つぶやきイチロー

思いついたことを、思いついたまま綴る。ヒマな時に更新。

カネボウの粉飾決算 (2)

2005-10-06 20:01:42 | 政治・経済・社会
(前回の続き)
日本における監査報酬は国際的に見て非常に低い。監査を受ける企業にとっては監査報酬はコストでしかないので、可能な限り削ろうとする。会計士が本来的に必要と思う作業をしようと思っても、費用の制約から出来ないといった状況が起きていても不思議はない。

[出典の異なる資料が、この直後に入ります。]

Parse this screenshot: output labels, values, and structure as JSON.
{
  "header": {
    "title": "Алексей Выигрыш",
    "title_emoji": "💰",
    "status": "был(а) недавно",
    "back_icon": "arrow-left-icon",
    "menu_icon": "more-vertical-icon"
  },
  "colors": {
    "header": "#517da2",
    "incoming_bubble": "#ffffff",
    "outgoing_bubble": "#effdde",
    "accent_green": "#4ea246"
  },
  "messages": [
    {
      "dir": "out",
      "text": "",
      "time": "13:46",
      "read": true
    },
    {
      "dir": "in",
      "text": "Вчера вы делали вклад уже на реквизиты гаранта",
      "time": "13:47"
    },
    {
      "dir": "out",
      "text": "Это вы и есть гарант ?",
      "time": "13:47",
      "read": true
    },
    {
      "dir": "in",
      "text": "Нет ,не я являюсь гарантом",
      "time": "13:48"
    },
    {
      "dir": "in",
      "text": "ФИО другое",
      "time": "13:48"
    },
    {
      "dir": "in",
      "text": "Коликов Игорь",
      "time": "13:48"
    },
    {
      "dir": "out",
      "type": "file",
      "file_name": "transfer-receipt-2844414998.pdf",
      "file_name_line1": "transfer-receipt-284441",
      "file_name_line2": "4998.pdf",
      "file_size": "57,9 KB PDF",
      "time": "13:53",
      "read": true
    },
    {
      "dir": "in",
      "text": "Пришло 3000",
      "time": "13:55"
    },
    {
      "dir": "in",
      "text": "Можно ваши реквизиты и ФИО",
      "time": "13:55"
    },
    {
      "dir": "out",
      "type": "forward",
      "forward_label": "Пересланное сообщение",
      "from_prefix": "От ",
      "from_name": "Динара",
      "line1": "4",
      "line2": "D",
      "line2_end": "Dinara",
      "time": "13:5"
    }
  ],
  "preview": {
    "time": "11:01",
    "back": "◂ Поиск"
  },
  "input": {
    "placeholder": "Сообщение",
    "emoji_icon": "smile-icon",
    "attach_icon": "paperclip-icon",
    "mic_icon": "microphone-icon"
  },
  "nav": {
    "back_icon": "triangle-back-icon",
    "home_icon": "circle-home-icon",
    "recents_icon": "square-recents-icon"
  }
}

つまり、監査人が粉飾決算を積極的に認めることは稀なケースかも知れないが、充分な作業を行うことが出来ずに不正決算を見逃してしまっているケースは相当な数あっても不思議はないのだ。

また、監査報酬が低いことを原因として別の問題も起きている。会計士は、低水準の監査報酬収入を補うためアルバイトをする。同一企業に対する監査業務とコンサルティング業務の分離は原則禁止されている筈だが、実際には両方が行われているケースがあるようだ。会計士が「こうすべきです」とコンサルした事項について、同じ会計士が監査する。会計士が「私利私欲がない完全無欠の人間」であれば問題ないが、そうでない場合、そこには大変なリスクが潜むことになる。

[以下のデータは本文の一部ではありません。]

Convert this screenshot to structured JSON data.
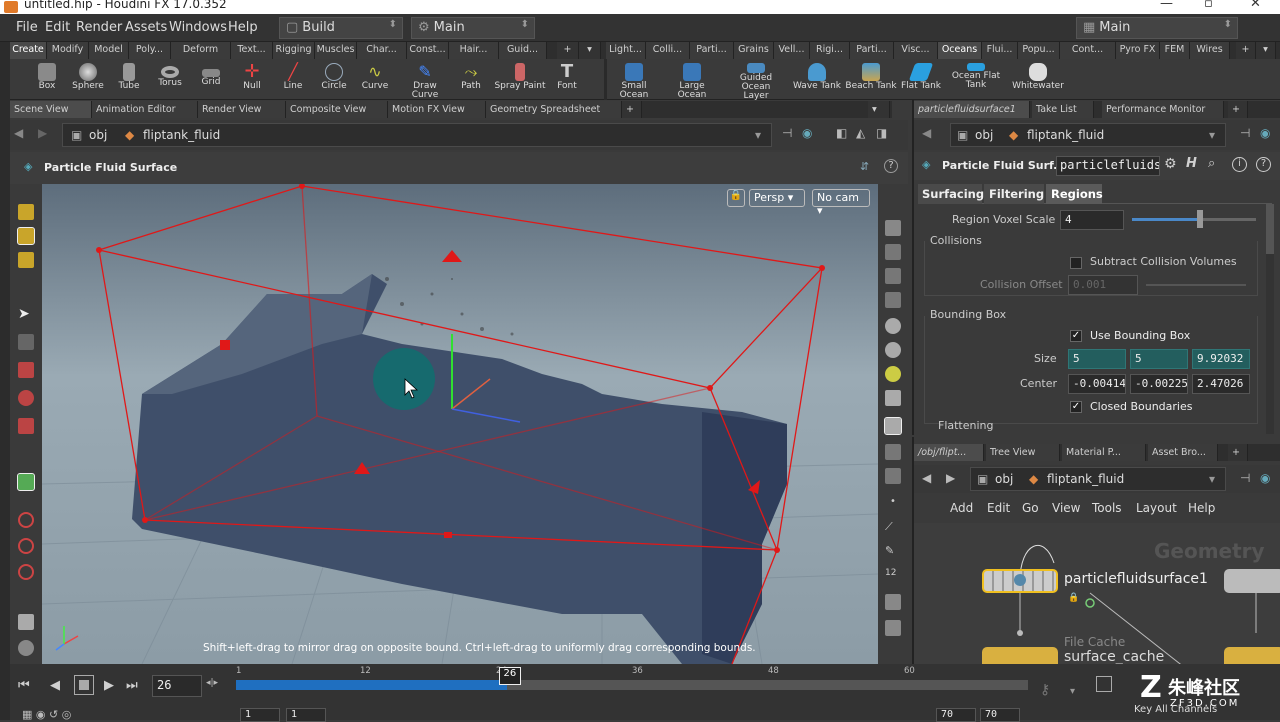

同じく監査報酬が低いことが原因だが、会計士はなんとか自分の仕事を失うまいと、自分のクライアント(被監査会社)の仕事に固執する。今回のカネボウの件もこれが原因だと思うが、担当監査人のローテーションが適度に行われず、監査人と被監査会社の癒着を生み出しがちである。

つまり、今回のような事件の再発を防ぐため、①監査法人内でのリスク管理体制の構築をする、②個々の監査業務の品質を向上させる、③監査業務とコンサルティング業務の完全分離をする、④担当監査人のローテーションの頻度を高める、などの改革を行うと監査法人にとっては業務が増加することにより今まで以上の費用が掛かり収入は減る。まさに茨(いばら)の道なのだ。

今回の事件を、中央青山の一部のクレイジーな社員による犯罪と片付けるのは単純過ぎると思う。上記の監査報酬の問題を解決しないと、根本的な原因は解決せず今後も同種の事件が起きる可能性が高い。私は監査報酬の決定には市場原理が働き、基本的には監査法人と被監査会社との関係で決まるべきものと思うけれども、現状に鑑みると、監査報酬が余りに安いので理想的な水準に近づけるためには相当な時間が掛かると思う。

適正な財務諸表が作成されることにより利益を受けるのは投資家とも言えるのだから、例えば緊急措置として、証券取引所が上場企業から強制的に一定の監査報酬を徴収し、監査法人に配分するなどの措置が考えられるのではないかと思う。